Tratar da governança – a letra “g” pouco debatida nesta era do ESG – pode ser uma tarefa muito complexa, ou talvez simples, se entendermos que ela é meio e não fim. E que por mais que se aplique o rigor técnico, o sistema de governança depende, em elevada escala, de quem são os seus agentes.
Sobre o que atuar, como atuar, quando atuar, são situações previstas em incontáveis documentos acadêmicos, normas legais e regulatórias, mas tudo ao final repousa sobre os indivíduos, sua integridade e qualificação, que é a quem pertence o direito de exercer seus votos e tomar decisões.
A complexidade vem do fato de que esse sistema detém o poder sobre as decisões críticas das empresas, como também a responsabilidade pelo seu monitoramento e orientação no sentido da correção de rumos. Isso se dá, como no presente momento, em ambientes em constante mutação e, apesar de a responsabilidade final repousar sobre pessoas, é fundamental o entendimento da dinâmica de funcionamento desse sistema.
A governança pode ser simples
A simplicidade pode ser induzida pelo entendimento, mais simplificado, de que esse sistema opera, em larga margem, sobre dois conjuntos de processos: os de preservação de valor e os de criação de valor adicional. A ênfase sobre um grupo ou outro depende da conjuntura e circunstâncias vividas a cada momento, o pêndulo oscila. No ciclo em que se registraram desvios e corrupção no âmbito empresarial, a prioridade foram os assuntos relacionados à conformidade, por exemplo. Hoje há igual intensidade no uso dos dois grupos de processo.
A complexidade pode advir de ambientes de grandes e variados desafios estratégicos como os que vivenciamos hoje. Esses desafios vêm desde as ameaças de disrupção e mudança de hábitos de consumo, como exemplo, o que determina a necessidade de adaptar os modelos de negócio a essa nova realidade. Essa matéria envolve o processo de planejamento estratégico que visa a criação de valor adicional e, ao mesmo tempo, o processo da gestão de riscos, que busca a preservação do negócio e protegê-lo das ameaças existentes.
Complexa ainda é a adaptação cultural às demandas que hoje a sociedade exerce sobre as empresas. Depois de um longo ciclo em que grande parte das decisões do sistema de governança era voltado a atender essencialmente às demandas do capital, fator mais relevante para as atividades produtivas até aqui, as demandas hoje exercidas por todas as partes interessadas, se não forem consideradas, podem determinar a escassez de moeda de grande valor, a lealdade desse conjunto de pessoas.
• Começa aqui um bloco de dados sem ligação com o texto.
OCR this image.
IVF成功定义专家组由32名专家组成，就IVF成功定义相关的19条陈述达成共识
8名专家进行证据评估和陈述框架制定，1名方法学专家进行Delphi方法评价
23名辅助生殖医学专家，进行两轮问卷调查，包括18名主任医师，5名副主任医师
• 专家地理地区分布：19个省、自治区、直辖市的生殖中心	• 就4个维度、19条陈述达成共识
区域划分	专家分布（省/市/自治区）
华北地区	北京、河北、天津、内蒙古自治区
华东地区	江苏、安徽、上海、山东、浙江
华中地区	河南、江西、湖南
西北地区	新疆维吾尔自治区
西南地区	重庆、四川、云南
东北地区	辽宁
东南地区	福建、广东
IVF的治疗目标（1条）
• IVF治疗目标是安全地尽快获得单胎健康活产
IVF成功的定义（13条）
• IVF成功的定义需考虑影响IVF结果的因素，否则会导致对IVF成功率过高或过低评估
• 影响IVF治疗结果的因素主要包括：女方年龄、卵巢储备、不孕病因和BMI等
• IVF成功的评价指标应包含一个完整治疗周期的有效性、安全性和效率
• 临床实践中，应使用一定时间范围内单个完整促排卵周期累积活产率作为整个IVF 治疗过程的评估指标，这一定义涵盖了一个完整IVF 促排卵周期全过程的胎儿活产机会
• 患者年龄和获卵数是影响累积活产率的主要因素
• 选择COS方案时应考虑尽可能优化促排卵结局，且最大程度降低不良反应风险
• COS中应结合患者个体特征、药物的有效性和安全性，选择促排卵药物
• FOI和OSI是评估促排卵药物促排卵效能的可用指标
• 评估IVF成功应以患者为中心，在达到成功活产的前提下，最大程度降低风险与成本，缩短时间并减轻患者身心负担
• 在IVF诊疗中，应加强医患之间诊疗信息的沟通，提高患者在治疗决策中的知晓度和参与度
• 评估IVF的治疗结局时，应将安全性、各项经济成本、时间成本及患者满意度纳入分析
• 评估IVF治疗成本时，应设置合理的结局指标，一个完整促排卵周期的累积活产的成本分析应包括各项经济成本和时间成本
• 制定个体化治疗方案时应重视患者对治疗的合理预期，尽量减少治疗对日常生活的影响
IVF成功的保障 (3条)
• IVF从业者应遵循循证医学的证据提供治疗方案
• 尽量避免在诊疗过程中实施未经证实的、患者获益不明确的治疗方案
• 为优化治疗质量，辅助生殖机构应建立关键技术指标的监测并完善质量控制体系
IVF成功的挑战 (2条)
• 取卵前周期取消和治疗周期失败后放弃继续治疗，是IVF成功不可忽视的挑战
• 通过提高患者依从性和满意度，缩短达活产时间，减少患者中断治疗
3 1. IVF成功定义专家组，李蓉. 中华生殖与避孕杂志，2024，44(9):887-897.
O papel dos acionistas e administradores
Essencial também compreender a centralidade do envolvimento dos acionistas e administradores e que por eles passam todas as decisões relevantes de uma empresa sendo, portanto, fundamental a construção da agenda pois esta é espinha dorsal do sistema decisório.
Assim, complexidade e simplicidade devem ser tratadas com o entendimento de que o que se espera do sistema de governança é que este sirva como meio para a busca do melhor desempenho na busca do resultado sustentável.
Para o futuro, citaria Helle Jorgenssem, “o futuro da boa governança corporativa começou a superar a noção de pensamento transacional com respeito à tomada de decisão. A nova abordagem requer profunda reflexão sobre propósito, analise estratégica, e consideração à todas as perspectivas em um esforço para alcançar rentabilidade de curto prazo e criação de valor sustentável no longo prazo”.
*Jose Guimarães Monforte é economista, ex-presidente do conselho do Instituto Brasileiro de Governança Corporativa e participou de conselhos de grandes empresas como Natura, Petrobras, Eletrobras, entre outras. Foi responsável por organizar a estratégia de governança da Natura, que resultou na abertura de capital da companhia, em 2004.